We present a case of 16 years old girl diagnosed with juvenile spondyloarthritis that first presented with recurrent monthly swelling of index finger at the age of 14. Symptoms progressed to low back pain in the morning which partly declined with activity. Additionally, her right knee was swollen and painful. She was examined on multiple occasions by pediatric orthopedic surgeon and in pediatric emergency department before seeing a pediatric rheumatologist. The first examination revealed sacroiliac joint tenderness with positive FABER test and abnormal modified Schober test. Family history was negative for rheumatic diseases and there were no signs of uveitis nor enthesitis, with ANA, RF and extensive laboratory workup being either negative or within reference range. However, HLA-B27 turned positive and MRI showed right sacroiliitis. NSAID was prescribed but symptoms nevertheless persisted. Thus, after the exclusion of TBC with quantiferon test, intraarticular corticosteroid injection was applied to the right knee and oral corticosteroid was introduced as bridging therapy. Subsequently, according to ACR guidelines, a therapy with TNF-alpha inhibitor, adalimumab, was initiated. Within a month, a substantial reduction of the low back pain was noted, with a decrease in juvenile spondyloarthritis disease activity score (jSpADA).

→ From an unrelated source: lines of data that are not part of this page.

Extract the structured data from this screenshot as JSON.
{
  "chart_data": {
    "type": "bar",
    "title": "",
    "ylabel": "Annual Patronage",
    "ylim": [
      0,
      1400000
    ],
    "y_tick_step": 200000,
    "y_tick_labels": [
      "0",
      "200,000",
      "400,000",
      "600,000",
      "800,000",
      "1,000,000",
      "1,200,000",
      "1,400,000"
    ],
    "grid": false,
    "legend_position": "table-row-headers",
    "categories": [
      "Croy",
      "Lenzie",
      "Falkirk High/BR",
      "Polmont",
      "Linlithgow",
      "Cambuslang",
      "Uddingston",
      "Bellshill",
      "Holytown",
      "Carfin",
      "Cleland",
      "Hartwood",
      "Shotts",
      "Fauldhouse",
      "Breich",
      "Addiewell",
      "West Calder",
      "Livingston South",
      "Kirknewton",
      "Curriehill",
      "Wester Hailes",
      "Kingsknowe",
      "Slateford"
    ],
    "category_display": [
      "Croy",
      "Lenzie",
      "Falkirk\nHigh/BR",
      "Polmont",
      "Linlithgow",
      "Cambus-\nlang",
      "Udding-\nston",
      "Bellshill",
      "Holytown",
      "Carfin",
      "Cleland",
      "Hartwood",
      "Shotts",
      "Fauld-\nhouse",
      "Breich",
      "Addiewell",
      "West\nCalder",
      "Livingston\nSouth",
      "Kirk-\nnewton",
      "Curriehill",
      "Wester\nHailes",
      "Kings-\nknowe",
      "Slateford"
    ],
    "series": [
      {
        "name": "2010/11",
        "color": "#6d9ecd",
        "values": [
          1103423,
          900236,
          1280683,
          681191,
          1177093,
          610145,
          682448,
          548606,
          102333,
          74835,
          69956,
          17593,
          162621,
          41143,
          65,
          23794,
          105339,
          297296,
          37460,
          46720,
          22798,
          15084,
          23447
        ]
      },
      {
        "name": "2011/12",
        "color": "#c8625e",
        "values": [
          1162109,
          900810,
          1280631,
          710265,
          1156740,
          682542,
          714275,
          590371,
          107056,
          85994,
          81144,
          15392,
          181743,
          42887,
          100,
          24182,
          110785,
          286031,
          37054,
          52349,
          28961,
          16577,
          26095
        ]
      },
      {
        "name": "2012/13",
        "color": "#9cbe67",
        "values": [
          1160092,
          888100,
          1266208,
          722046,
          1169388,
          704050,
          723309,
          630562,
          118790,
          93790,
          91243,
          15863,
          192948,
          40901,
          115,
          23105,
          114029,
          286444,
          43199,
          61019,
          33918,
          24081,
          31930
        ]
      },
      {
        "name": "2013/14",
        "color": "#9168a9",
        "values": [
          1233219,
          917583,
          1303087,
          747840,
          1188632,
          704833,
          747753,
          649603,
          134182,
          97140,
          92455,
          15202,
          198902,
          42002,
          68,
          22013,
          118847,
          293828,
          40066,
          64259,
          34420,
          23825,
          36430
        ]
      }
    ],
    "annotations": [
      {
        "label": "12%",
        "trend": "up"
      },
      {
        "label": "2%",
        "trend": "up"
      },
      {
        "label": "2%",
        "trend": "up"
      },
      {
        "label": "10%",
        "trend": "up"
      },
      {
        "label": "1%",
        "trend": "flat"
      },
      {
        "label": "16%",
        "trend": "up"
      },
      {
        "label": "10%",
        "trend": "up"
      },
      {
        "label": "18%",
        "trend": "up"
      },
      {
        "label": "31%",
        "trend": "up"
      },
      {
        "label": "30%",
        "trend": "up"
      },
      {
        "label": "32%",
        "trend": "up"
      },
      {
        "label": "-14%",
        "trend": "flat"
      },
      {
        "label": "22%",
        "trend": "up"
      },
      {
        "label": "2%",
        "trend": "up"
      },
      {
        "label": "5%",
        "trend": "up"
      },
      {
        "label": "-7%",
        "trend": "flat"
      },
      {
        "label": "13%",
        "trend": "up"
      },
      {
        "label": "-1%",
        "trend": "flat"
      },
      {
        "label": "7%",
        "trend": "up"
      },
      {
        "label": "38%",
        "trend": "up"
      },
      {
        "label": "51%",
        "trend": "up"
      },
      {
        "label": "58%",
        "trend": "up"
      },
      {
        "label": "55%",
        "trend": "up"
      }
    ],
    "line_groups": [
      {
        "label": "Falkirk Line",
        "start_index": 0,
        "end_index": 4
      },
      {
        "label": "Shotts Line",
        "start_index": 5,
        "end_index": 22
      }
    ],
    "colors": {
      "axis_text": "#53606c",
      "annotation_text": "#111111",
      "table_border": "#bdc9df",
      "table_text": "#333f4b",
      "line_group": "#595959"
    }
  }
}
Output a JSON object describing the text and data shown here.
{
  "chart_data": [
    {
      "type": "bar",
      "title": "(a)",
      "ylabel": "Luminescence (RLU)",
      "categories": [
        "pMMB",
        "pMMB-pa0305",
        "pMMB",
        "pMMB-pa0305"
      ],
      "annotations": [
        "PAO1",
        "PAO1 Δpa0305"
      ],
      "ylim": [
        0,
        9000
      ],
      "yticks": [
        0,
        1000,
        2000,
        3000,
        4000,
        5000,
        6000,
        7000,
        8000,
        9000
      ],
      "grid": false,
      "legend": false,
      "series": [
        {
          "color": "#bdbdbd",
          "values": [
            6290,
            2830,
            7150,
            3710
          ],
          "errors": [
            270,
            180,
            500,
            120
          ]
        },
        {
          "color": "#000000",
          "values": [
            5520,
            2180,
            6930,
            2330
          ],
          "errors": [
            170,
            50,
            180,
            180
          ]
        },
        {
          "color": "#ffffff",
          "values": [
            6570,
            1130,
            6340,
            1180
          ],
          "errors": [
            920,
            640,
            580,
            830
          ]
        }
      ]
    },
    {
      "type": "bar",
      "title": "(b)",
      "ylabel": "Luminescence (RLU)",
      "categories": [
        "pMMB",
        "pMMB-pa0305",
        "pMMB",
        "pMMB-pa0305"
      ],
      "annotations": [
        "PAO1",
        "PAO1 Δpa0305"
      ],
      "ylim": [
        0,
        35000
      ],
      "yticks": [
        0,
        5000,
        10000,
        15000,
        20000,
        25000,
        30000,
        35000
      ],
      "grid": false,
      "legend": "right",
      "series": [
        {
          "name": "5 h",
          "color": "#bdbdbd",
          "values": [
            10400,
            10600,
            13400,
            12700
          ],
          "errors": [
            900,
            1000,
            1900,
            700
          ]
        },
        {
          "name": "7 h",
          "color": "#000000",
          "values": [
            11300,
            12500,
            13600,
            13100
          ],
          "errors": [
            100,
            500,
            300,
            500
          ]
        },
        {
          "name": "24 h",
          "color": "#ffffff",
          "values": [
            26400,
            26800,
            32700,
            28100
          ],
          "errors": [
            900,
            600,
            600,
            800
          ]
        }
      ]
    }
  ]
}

Low back pain often begins in childhood, with the prevalence in adolescence being similar to that in adulthood. Among many possible causes, inflammatory etiology should be thoroughly considered due to irreversible damage if not treated adequately. Therefore, children and adolescents complaining of a back pain, especially in the presence of other signs of arthritis, should be referred to pediatric rheumatologist for a further work-up and treatment.